Su voz aún parecía un graznido y tenía el cuello cubierto de rozaduras debido al intento de asfixiarla. La abadesa negó con la cabeza.
—No tiene sentido —dijo, y suspiró—. Este convento ya no goza del menor crédito. Antes de que yo llegara aquí era un antro de vicio y perversión y la antigua abadesa encabezaba las orgías. Si relato esta historia nadie me creerá ni una palabra.
—¡Pero vos y las hermanas lleváis una vida temerosa de Dios!
—Sí, ahora —dijo la abadesa—. De viejas. Y ahora nos dan alcance los pecados que profanaron este santo lugar. Los molinos de Dios muelen lentamente.
—Hace tiempo que Dios ha perdonado los pecados cometidos aquí.
—Pero los representantes de Dios entre los seres humanos no perdonan ni olvidan.
—Yo sola no puedo lograr nada. Ese diablo tiene a mi Isolde y ahora también tiene a Alejandra en su poder. Soy una anciana. Quería buscar ayuda en Praga, pero allí la desgracia era aún mayor…

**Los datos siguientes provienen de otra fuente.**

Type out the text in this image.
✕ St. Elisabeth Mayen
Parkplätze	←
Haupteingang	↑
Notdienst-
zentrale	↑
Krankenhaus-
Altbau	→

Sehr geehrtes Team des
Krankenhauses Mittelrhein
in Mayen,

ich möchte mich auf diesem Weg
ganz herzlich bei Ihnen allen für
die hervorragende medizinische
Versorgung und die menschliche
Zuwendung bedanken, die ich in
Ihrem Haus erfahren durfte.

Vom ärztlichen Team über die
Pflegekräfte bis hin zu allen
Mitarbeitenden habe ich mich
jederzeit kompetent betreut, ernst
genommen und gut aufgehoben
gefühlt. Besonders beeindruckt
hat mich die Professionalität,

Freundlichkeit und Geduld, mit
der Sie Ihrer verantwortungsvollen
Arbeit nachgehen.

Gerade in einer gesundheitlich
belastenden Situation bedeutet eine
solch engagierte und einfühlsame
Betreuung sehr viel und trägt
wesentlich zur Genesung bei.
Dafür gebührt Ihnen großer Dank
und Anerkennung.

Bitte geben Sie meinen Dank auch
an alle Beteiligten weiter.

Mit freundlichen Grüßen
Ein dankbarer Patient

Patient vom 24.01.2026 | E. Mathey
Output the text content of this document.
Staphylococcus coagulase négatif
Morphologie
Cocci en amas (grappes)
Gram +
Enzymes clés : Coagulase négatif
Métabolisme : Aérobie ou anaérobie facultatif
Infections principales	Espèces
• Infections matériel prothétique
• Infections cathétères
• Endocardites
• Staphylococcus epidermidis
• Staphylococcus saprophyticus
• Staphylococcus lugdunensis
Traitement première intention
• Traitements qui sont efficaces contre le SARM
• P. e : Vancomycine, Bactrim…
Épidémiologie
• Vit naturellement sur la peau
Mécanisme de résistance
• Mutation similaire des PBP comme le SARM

—Lo siento —dijo la abadesa, e indicó la entrada del hospicio con la mano—. Puedes quedarte unas noches más aquí si temes que él te aguarda en el exterior.
—Él no me aguarda —contestó Leona—. Cabalga de regreso a su cueva diabólica y allí descargará su ira sobre quienes no tienen la culpa de nada. Si no me ayudáis, madre superiora, no me queda más remedio que dirigirme allí.
La abadesa apretó los labios y calló.
—Nadie perdonará los pecados que pesan sobre este convento si vos no os perdonáis a vos misma —dijo Leona.
El rostro de la abadesa se crispó.
—Que Dios sea contigo, hija mía —dijo, y luego se alejó.